Il consolare è un’arte delicata e difficile che non dovrebbe conoscere la fretta dei nostri ambulatori in cui la persona va accolta umanamente in tutta la sua complessità.
Quindi, per il medico: occhi specchi di serenità e di speranza, mani calde rassicuranti di fronte a chi ha un percorso difficile.
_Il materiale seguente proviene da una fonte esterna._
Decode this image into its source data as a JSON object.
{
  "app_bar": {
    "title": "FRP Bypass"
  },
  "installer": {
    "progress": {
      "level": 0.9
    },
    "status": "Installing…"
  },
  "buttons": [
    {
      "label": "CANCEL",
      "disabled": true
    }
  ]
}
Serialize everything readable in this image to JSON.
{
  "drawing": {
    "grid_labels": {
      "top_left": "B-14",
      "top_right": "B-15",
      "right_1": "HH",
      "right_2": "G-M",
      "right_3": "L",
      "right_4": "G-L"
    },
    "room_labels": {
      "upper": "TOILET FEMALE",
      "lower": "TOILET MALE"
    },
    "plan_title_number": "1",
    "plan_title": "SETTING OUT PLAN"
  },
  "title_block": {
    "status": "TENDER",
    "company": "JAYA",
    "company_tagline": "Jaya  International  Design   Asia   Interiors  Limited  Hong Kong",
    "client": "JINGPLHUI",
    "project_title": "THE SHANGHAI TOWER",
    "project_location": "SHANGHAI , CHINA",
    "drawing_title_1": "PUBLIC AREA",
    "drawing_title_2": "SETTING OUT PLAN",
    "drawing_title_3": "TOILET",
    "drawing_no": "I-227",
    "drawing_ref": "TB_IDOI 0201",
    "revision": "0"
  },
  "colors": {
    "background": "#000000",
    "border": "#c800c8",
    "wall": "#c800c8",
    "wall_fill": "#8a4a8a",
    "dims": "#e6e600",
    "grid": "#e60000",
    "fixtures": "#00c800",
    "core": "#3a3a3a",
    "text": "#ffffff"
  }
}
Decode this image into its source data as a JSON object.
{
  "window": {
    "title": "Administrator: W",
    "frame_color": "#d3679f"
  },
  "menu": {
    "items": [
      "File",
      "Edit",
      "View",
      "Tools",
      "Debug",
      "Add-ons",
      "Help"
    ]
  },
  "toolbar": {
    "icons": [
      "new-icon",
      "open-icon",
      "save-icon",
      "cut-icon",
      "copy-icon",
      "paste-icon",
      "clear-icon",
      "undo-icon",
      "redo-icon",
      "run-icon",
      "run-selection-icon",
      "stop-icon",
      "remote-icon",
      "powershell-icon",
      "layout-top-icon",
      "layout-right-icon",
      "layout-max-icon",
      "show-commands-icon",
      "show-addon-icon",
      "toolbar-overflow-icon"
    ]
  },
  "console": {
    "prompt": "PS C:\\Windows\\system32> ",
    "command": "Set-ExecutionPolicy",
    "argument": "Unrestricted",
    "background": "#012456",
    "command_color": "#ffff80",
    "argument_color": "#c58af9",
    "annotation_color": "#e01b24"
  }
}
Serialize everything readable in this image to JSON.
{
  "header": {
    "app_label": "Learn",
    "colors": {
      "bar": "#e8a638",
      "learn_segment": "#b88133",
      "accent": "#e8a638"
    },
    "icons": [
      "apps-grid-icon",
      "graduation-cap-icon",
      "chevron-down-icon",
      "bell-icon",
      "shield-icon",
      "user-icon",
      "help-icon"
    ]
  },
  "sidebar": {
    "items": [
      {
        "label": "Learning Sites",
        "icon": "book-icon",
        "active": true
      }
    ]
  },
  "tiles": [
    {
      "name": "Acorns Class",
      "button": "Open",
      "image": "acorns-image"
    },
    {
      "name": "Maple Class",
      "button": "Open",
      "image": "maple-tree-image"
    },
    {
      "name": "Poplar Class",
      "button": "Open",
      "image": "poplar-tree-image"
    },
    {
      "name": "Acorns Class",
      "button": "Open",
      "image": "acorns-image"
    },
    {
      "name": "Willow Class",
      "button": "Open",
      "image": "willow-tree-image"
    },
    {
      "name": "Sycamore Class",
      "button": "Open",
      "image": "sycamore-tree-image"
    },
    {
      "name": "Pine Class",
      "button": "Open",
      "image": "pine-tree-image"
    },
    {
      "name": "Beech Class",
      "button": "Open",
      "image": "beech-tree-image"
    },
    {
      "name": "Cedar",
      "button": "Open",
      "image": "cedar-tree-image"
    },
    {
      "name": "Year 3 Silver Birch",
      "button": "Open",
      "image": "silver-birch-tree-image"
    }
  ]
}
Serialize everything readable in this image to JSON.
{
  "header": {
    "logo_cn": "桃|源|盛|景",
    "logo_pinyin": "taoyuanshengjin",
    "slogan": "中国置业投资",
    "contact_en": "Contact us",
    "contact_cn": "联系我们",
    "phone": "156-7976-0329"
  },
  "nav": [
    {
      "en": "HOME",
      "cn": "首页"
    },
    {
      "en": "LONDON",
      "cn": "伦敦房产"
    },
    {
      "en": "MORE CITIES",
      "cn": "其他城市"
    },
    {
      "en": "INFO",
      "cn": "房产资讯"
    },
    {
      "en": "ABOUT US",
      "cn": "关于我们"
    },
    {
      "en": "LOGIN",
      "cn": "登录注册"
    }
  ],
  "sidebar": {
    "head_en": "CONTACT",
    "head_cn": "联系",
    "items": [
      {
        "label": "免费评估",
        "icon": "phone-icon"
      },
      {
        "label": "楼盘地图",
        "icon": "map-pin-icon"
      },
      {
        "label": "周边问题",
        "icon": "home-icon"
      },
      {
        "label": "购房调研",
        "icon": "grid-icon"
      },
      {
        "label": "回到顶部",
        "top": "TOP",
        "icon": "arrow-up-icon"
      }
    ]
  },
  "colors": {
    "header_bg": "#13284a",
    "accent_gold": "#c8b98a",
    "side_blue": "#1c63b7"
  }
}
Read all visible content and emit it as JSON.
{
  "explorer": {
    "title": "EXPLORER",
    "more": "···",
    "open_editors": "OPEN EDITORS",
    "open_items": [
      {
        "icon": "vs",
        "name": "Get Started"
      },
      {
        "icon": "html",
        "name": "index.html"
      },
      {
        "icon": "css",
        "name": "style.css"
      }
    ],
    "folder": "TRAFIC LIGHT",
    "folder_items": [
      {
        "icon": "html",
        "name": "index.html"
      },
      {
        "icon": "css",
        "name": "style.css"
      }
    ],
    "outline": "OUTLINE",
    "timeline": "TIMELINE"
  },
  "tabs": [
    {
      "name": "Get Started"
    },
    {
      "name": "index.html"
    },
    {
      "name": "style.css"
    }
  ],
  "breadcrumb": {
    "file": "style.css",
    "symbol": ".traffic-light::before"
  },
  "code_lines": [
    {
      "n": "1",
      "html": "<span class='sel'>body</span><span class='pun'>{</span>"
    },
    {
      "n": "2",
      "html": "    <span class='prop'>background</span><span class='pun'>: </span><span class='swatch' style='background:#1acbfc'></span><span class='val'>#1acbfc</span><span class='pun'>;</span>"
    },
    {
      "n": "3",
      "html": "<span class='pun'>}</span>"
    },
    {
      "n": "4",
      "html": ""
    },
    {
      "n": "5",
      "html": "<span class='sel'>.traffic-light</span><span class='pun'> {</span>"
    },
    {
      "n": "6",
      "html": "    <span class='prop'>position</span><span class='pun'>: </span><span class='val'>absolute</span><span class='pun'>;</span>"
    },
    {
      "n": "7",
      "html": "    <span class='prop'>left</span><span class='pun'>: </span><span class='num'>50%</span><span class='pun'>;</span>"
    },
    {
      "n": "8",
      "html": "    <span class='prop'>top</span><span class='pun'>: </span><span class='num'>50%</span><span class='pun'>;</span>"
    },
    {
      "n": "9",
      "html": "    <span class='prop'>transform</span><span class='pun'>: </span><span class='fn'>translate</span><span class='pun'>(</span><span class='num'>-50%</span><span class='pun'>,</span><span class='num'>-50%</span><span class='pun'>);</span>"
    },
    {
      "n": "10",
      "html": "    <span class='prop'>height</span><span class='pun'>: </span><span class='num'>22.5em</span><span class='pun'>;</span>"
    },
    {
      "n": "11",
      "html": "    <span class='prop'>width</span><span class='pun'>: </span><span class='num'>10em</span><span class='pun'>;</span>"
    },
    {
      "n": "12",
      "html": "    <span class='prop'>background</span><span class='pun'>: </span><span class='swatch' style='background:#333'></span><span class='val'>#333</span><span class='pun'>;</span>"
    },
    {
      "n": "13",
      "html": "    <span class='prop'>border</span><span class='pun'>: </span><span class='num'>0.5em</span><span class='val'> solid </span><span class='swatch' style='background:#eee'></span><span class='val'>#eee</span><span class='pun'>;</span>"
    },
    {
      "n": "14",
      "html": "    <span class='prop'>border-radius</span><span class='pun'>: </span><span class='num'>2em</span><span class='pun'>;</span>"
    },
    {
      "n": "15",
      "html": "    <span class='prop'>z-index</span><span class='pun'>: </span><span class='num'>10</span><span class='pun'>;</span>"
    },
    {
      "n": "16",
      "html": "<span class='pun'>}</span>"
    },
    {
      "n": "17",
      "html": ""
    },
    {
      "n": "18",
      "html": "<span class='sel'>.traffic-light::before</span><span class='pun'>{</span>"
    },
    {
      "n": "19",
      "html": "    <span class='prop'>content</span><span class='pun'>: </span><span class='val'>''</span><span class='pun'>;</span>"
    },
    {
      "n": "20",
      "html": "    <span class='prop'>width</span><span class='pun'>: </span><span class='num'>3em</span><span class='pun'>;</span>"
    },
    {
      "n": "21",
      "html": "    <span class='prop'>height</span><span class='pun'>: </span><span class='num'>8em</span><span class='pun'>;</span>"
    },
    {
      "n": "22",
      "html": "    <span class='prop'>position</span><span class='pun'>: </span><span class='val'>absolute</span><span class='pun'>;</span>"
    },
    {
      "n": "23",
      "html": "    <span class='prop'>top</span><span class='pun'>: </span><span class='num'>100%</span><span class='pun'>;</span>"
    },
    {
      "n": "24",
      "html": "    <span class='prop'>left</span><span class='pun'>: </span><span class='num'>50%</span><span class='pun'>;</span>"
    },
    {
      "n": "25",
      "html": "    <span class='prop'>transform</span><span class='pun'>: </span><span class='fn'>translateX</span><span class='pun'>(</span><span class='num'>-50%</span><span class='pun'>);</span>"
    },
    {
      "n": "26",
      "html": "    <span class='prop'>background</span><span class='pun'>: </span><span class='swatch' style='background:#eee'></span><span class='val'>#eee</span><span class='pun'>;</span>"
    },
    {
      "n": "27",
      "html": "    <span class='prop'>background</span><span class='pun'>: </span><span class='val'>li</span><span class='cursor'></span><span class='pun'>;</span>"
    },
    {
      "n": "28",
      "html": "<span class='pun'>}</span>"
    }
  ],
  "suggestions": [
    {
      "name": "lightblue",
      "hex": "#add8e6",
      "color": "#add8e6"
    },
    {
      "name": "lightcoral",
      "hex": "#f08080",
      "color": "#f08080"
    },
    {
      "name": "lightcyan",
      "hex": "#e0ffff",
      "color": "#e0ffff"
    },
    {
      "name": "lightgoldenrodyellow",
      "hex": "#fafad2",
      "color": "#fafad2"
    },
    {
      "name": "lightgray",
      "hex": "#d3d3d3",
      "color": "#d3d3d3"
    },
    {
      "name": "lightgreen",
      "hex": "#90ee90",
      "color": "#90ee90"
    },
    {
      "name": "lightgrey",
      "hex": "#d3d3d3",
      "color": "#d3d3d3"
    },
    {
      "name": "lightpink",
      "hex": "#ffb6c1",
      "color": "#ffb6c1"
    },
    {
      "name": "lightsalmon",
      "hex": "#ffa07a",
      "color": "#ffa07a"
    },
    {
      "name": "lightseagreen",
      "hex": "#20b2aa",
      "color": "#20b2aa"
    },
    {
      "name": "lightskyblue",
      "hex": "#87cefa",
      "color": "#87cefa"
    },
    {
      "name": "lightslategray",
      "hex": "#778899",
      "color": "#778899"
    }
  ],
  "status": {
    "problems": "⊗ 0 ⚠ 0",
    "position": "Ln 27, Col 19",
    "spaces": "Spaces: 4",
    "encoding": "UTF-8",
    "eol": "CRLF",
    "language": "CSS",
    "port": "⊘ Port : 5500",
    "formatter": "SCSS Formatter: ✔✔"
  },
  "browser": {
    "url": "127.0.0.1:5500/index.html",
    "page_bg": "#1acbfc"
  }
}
Voler conoscere la diagnosi, sapere se la metastasi si può curare, se un esame del sangue sballato può non voler dire nulla, se la malattia può essere cronicizzata, se quando si ricade si può ancora guarire, se si può tornare a una vita normale, sono solo alcune delle domande pressanti del malato di tumore, alle quali il medico non può sottrarsi, ritrovando in ciò il senso, anche consolatorio, della sua professione. Il consolare è un’arte delicata e difficile che non dovrebbe conoscere la fretta dei nostri ambulatori in cui la persona va accolta umanamente in tutta la sua complessità, evitando etichettature: ogni volta che la si etichetta, si attenta alla sua dignità e ai suoi valori castrando l’empatia che si deve generare. Bisogna mettersi nei suoi panni in punta di piedi cercando di percepire il suo stato d’animo.
La tecnologia e la scienza medica sono riuscite a cronicizzare il cancro e a donare lunghi percorsi di vita, ma resta spesso la incapacità a vivere come prima il lavoro, il ruolo materno, paterno, filiale, la cittadinanza, l’impegno sociale.
L’attenzione e l’ascolto sono una grande cura.
Parola consolatoria significa allora costruire una prossimità, e dentro questa far abitare il disorientamento, la sofferenza e il dolore di chi, a causa della malattia, è andato incontro a una risimbolizzazione del suo ruolo: prima comandava ora deve ubbidire, prima in famiglia era una persona che curava, ora è da curare, è diventato figlia o figlio della propria prole. Paolo VI diceva: “La parola consolatoria è un atto di carità; assistere curare, consolare quale altra attività può essere per dignità, per utilità, a fianco di quella sacerdotale? Quale altro lavoro può con un semplice atto interiore di soprannaturale intenzione, diventare carità? Cioè salire ai vertici dei valori umani, anzi inscriversi, come appunto la carità che mai morirà, tra i valori eterni?” E un grande medico, padre dell’oncologia medica moderna, Gianni Bonadonna, scriveva nel suo libro Medici umani e pazienti guerrieri: “Se faccio i conti con quello che mi è accaduto, con il risveglio dall’ictus che mi ha rubato i movimenti, la parola, la libertà, ripenso alla paura provata da tanti malati che hanno dovuto fare i conti con una diagnosi infausta. Per dare una speranza invece basta un gesto, un sorriso, la fiducia, la vicinanza di una persona cara. L’attenzione e l’ascolto sono una grande cura”.